En esa clase de familias existe un verdadero pacto tácito en el que todas las partes acuerdan hacer silencio ante determinadas conductas y mirar a un lado porque “de eso no se habla”. La realidad termina siendo completamente adulterada, los secretos a voces se esconden en el clóset o se barren debajo de la alfombra y no obstante, cada uno de los participantes de la pantomima conoce la realidad tal cual se presenta, aunque finja demencia o amnesia.
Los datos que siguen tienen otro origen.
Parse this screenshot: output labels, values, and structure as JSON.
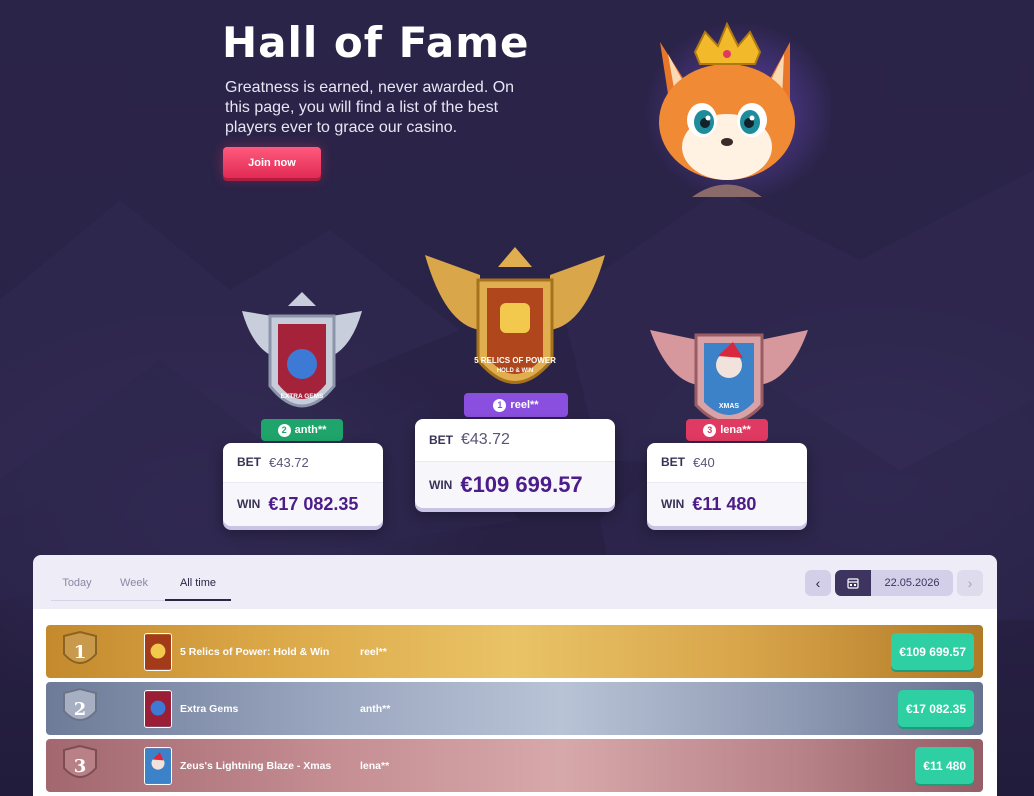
{
  "hero": {
    "title": "Hall of Fame",
    "description": "Greatness is earned, never awarded. On this page, you will find a list of the best players ever to grace our casino.",
    "join_label": "Join now"
  },
  "podium": [
    {
      "rank": "2",
      "player": "anth**",
      "game_art": "EXTRA GEMS",
      "bet_label": "BET",
      "bet": "€43.72",
      "win_label": "WIN",
      "win": "€17 082.35",
      "color": "#1fa56b"
    },
    {
      "rank": "1",
      "player": "reel**",
      "game_art": "5 RELICS OF POWER",
      "game_art_sub": "HOLD & WIN",
      "bet_label": "BET",
      "bet": "€43.72",
      "win_label": "WIN",
      "win": "€109 699.57",
      "color": "#8b4fe0"
    },
    {
      "rank": "3",
      "player": "lena**",
      "game_art": "XMAS",
      "bet_label": "BET",
      "bet": "€40",
      "win_label": "WIN",
      "win": "€11 480",
      "color": "#e03a62"
    }
  ],
  "tabs": [
    {
      "label": "Today",
      "active": false
    },
    {
      "label": "Week",
      "active": false
    },
    {
      "label": "All time",
      "active": true
    }
  ],
  "date": "22.05.2026",
  "leaderboard": [
    {
      "rank": "1",
      "game": "5 Relics of Power: Hold & Win",
      "player": "reel**",
      "amount": "€109 699.57",
      "tier": "gold"
    },
    {
      "rank": "2",
      "game": "Extra Gems",
      "player": "anth**",
      "amount": "€17 082.35",
      "tier": "silver"
    },
    {
      "rank": "3",
      "game": "Zeus's Lightning Blaze - Xmas",
      "player": "lena**",
      "amount": "€11 480",
      "tier": "bronze"
    }
  ]
}
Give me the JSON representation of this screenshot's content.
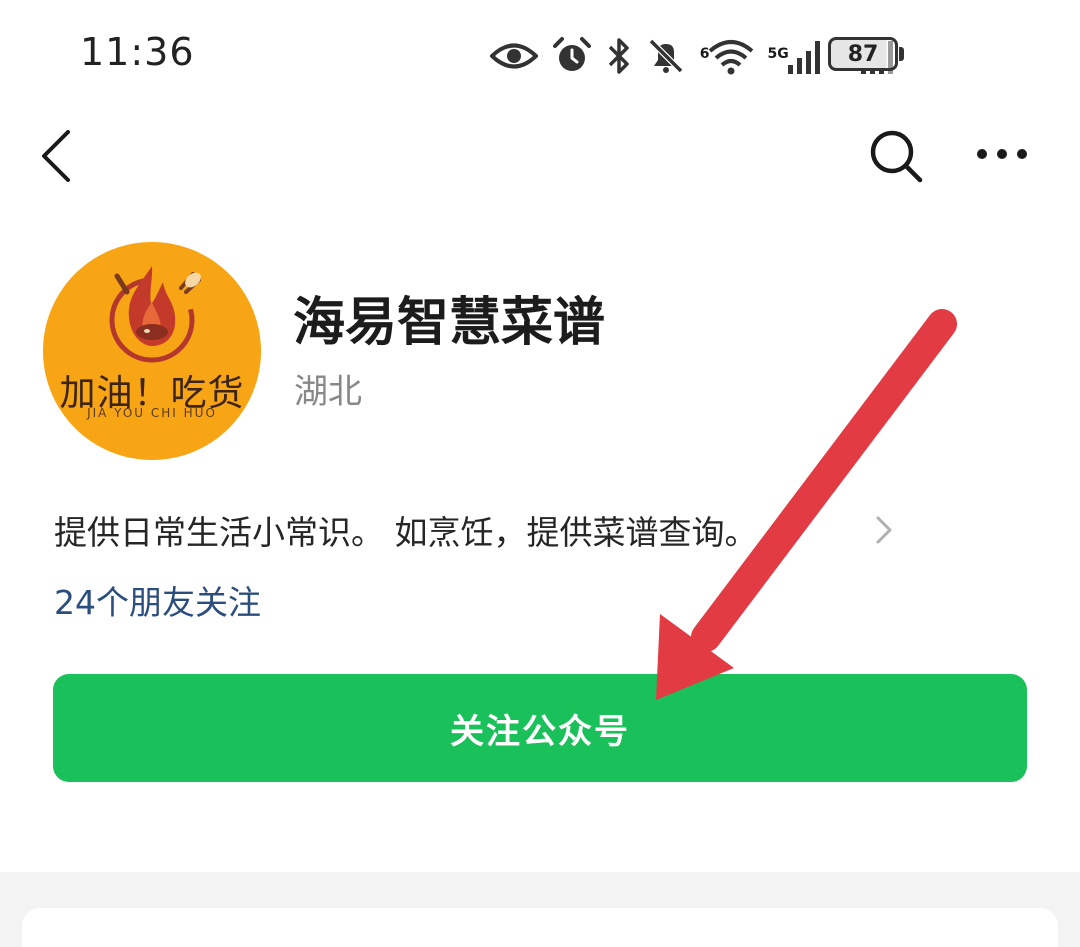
{
  "status_bar": {
    "time": "11:36",
    "battery": "87",
    "wifi_label": "6",
    "signal1_label": "5G",
    "signal2_label": "5G",
    "icons": [
      "eye-icon",
      "alarm-icon",
      "bluetooth-icon",
      "mute-icon",
      "wifi-icon",
      "signal-icon",
      "signal-icon",
      "battery-icon"
    ]
  },
  "nav": {
    "back_icon": "chevron-left-icon",
    "search_icon": "search-icon",
    "more_icon": "more-horizontal-icon"
  },
  "account": {
    "name": "海易智慧菜谱",
    "region": "湖北",
    "avatar": {
      "text_cn": "加油！吃货",
      "text_en": "JIA YOU CHI HUO",
      "bg_color": "#f8a515"
    },
    "description": "提供日常生活小常识。 如烹饪，提供菜谱查询。",
    "friends_following": "24个朋友关注"
  },
  "follow_button": {
    "label": "关注公众号",
    "color": "#1ac15a"
  },
  "annotation": {
    "arrow_color": "#e23b44"
  }
}
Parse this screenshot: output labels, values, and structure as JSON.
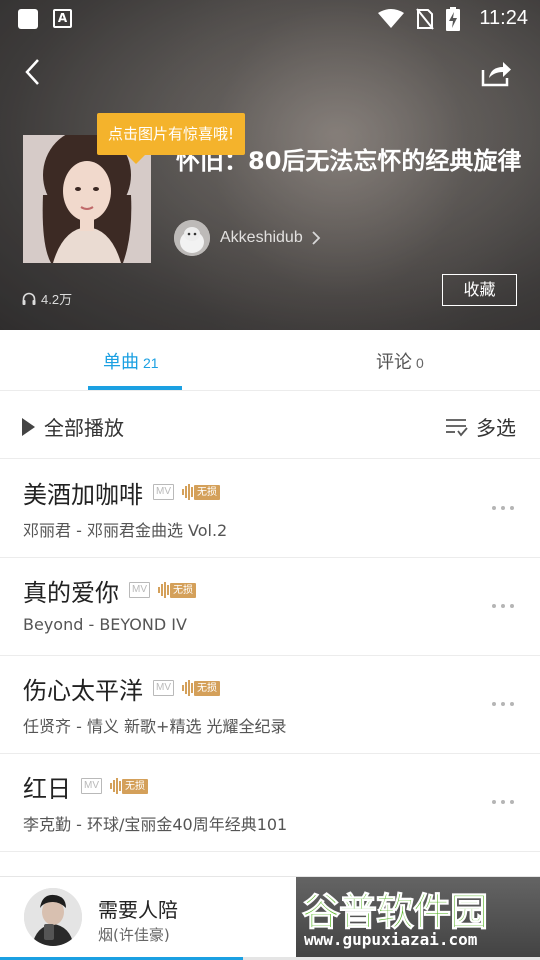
{
  "status_bar": {
    "time": "11:24",
    "icons": [
      "square-notification-icon",
      "a-notification-icon",
      "wifi-icon",
      "no-sim-icon",
      "battery-charging-icon"
    ]
  },
  "header": {
    "back_icon": "back-arrow-icon",
    "share_icon": "share-icon",
    "tooltip": "点击图片有惊喜哦!",
    "playlist_title": "怀旧：80后无法忘怀的经典旋律",
    "creator_name": "Akkeshidub",
    "play_count": "4.2万",
    "collect_label": "收藏"
  },
  "tabs": [
    {
      "label": "单曲",
      "count": "21",
      "active": true
    },
    {
      "label": "评论",
      "count": "0",
      "active": false
    }
  ],
  "toolbar": {
    "play_all": "全部播放",
    "multi_select": "多选"
  },
  "badges": {
    "mv": "MV",
    "lossless": "无损"
  },
  "songs": [
    {
      "title": "美酒加咖啡",
      "subtitle": "邓丽君 - 邓丽君金曲选 Vol.2"
    },
    {
      "title": "真的爱你",
      "subtitle": "Beyond - BEYOND IV"
    },
    {
      "title": "伤心太平洋",
      "subtitle": "任贤齐 - 情义 新歌+精选 光耀全纪录"
    },
    {
      "title": "红日",
      "subtitle": "李克勤 - 环球/宝丽金40周年经典101"
    }
  ],
  "player": {
    "title": "需要人陪",
    "artist": "烟(许佳豪)",
    "progress": 0.45
  },
  "watermark": {
    "text": "谷普软件园",
    "url": "www.gupuxiazai.com"
  },
  "colors": {
    "accent": "#1ba0e2",
    "tooltip": "#f4b32c",
    "lossless": "#d4a05a",
    "watermark_green": "#5fb82f"
  }
}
Y en el supuesto caso de que a alguno se le ocurra poner el grito en el cielo y señalar que algo anda mal, muy probablemente otro miembro del mismo clan saldrá en defensa del agresor y este ni siquiera recibirá los coletazos del reclamo. “Es una buena persona, solo que el alcohol le hace perder el control, pero si no fuera por él, ninguno de nosotros estaríamos donde estamos. Debemos ser indulgentes y agradecidos, él se esfuerza mucho por cambiar, simplemente no puede hacerlo mejor”. Es un hecho aislado, no volverá a ocurrir.

Así, los abusos se prolongan, el ambiente enfermizo se reproduce en el tiempo y todos siguen jugando por conveniencia, comodidad o interés el mismo juego de víctimas y victimario. Ni el abusador toma conciencia de sus problemas de adicción y violencia ni las víctimas toman el toro por las astas y persiguen su liberación (incluso con la posibilidad de ofrecer ayuda o contención al adicto, si fuera cierto que es su enfermedad la que lo torna violento), pues a todos les conviene de una manera o de otra continuar con la farsa de la familia ideal. Ese es el camino más corto y el más fácil, aunque no sea el mejor.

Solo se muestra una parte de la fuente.